Les méchants Flamoutches la critiquent ? Tant mieux ! Les victimes francophones feront un rempart de leurs votes pour protéger not’ p’tite Liégeoise. Les opposants turcs dénoncent son double jeu ? Tant mieux ! Les électeurs d’origine turque se jetteront dans son escarcelle, déjà séduits par sa danse du ventre autour du génocide arménien qui n’en serait pas un. Les prisons ressemblent à de joyeux gruyères ? Tant mieux ! Même les condamnés vont voter pour elle ! Seuls déchantent ses opposants politiques locaux, Isabelle Durant et Bernard Clerfayt, qui ne traînent pas des gamelles aussi télégéniques. Faut vous secouer, camarades ! Je sais, le défi est rude. Egaler Laurette, c’est plus fort que gagner six fois le tour de France. L’évasion du peloton de la prison de Termonde valait l’envolée de Floyd Landis dans le col des Saisies. Sauf qu’à Termonde, aucun contrôle anti-doping n’était organisé. La faute de la minist’ ? Allons ! Ce n’est tout de même pas elle qui construit les prisons en forme de sortie, pas elle qui a mené l’échappée victorieuse, pas elle qui devait vérifier ce que ces gaillards avaient dans le sang.

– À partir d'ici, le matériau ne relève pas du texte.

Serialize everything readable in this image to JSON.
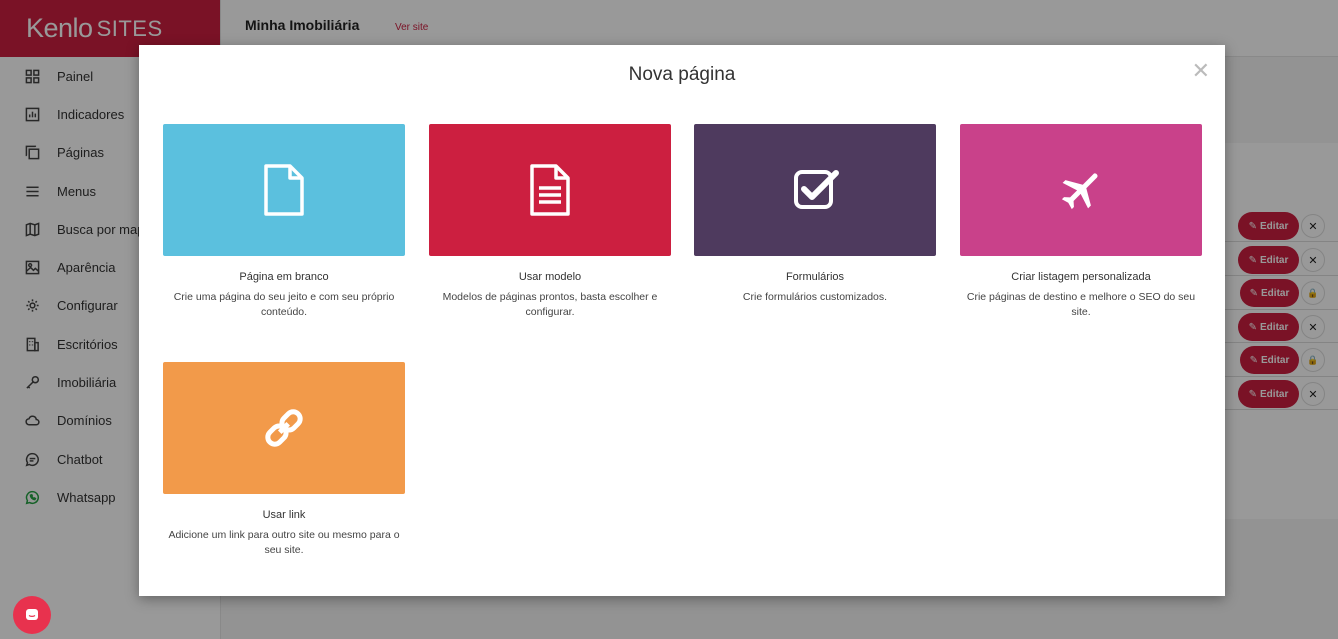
{
  "brand": {
    "logo_main": "Kenlo",
    "logo_sub": "SITES",
    "color": "#cc1f40"
  },
  "topbar": {
    "site_name": "Minha Imobiliária",
    "view_link": "Ver site"
  },
  "sidebar": {
    "items": [
      {
        "label": "Painel",
        "icon": "dashboard-icon"
      },
      {
        "label": "Indicadores",
        "icon": "chart-icon"
      },
      {
        "label": "Páginas",
        "icon": "pages-icon"
      },
      {
        "label": "Menus",
        "icon": "menu-icon"
      },
      {
        "label": "Busca por mapa",
        "icon": "map-icon"
      },
      {
        "label": "Aparência",
        "icon": "image-icon"
      },
      {
        "label": "Configurar",
        "icon": "gear-icon"
      },
      {
        "label": "Escritórios",
        "icon": "building-icon"
      },
      {
        "label": "Imobiliária",
        "icon": "key-icon"
      },
      {
        "label": "Domínios",
        "icon": "cloud-icon"
      },
      {
        "label": "Chatbot",
        "icon": "chat-icon"
      },
      {
        "label": "Whatsapp",
        "icon": "whatsapp-icon"
      }
    ]
  },
  "background_rows": {
    "edit_label": "Editar",
    "rows": [
      {
        "action": "delete"
      },
      {
        "action": "delete"
      },
      {
        "action": "locked"
      },
      {
        "action": "delete"
      },
      {
        "action": "locked"
      },
      {
        "action": "delete"
      }
    ]
  },
  "modal": {
    "title": "Nova página",
    "close_icon": "close-icon",
    "options": [
      {
        "title": "Página em branco",
        "description": "Crie uma página do seu jeito e com seu próprio conteúdo.",
        "color": "#5bc0de",
        "icon": "blank-page-icon"
      },
      {
        "title": "Usar modelo",
        "description": "Modelos de páginas prontos, basta escolher e configurar.",
        "color": "#cc1f40",
        "icon": "document-icon"
      },
      {
        "title": "Formulários",
        "description": "Crie formulários customizados.",
        "color": "#4e3a5e",
        "icon": "checkbox-icon"
      },
      {
        "title": "Criar listagem personalizada",
        "description": "Crie páginas de destino e melhore o SEO do seu site.",
        "color": "#c9418a",
        "icon": "plane-icon"
      },
      {
        "title": "Usar link",
        "description": "Adicione um link para outro site ou mesmo para o seu site.",
        "color": "#f29a4a",
        "icon": "link-icon"
      }
    ]
  }
}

Avec Bahar Kimyongur, c’était plus simple : l’attaquant était seul en tête. Suffisait de signaler son passage aux commissaires de course hollandais pour l’emballer et le renvoyer franco de port à Istanbul. Mais avec les magistrats, ma pov’ Laurette, c’est toujours la chienlit. Alors que tout était réglé comme du papier à musique, que la cellule du brave Bahar était prête dans une prison qui ne ressemblait pas à celle de Termonde mais plutôt aux cauchemars dénoncés inutilement depuis des années par la Cour européenne des Droits de l’Homme, un tribunal néerlandais s’est avisé que le petit arrangement avec nos amis turcs ne ressemblait à rien. Et voilà notre Bahar aussi libre qu’un électeur le matin du vote. Trop injuste.

Alain Berenboom

PS : Bécassine n’est pas sa cousine mais Iain Levinson sait aussi tricoter : « Une canaille et demie » (Liana Levi éditeur), un polar nonchalant et plein d’humour où il est aussi question de prison et d’évasion et où le héros est le plus improbable des joyeux personnages de ce délicieux bouquin.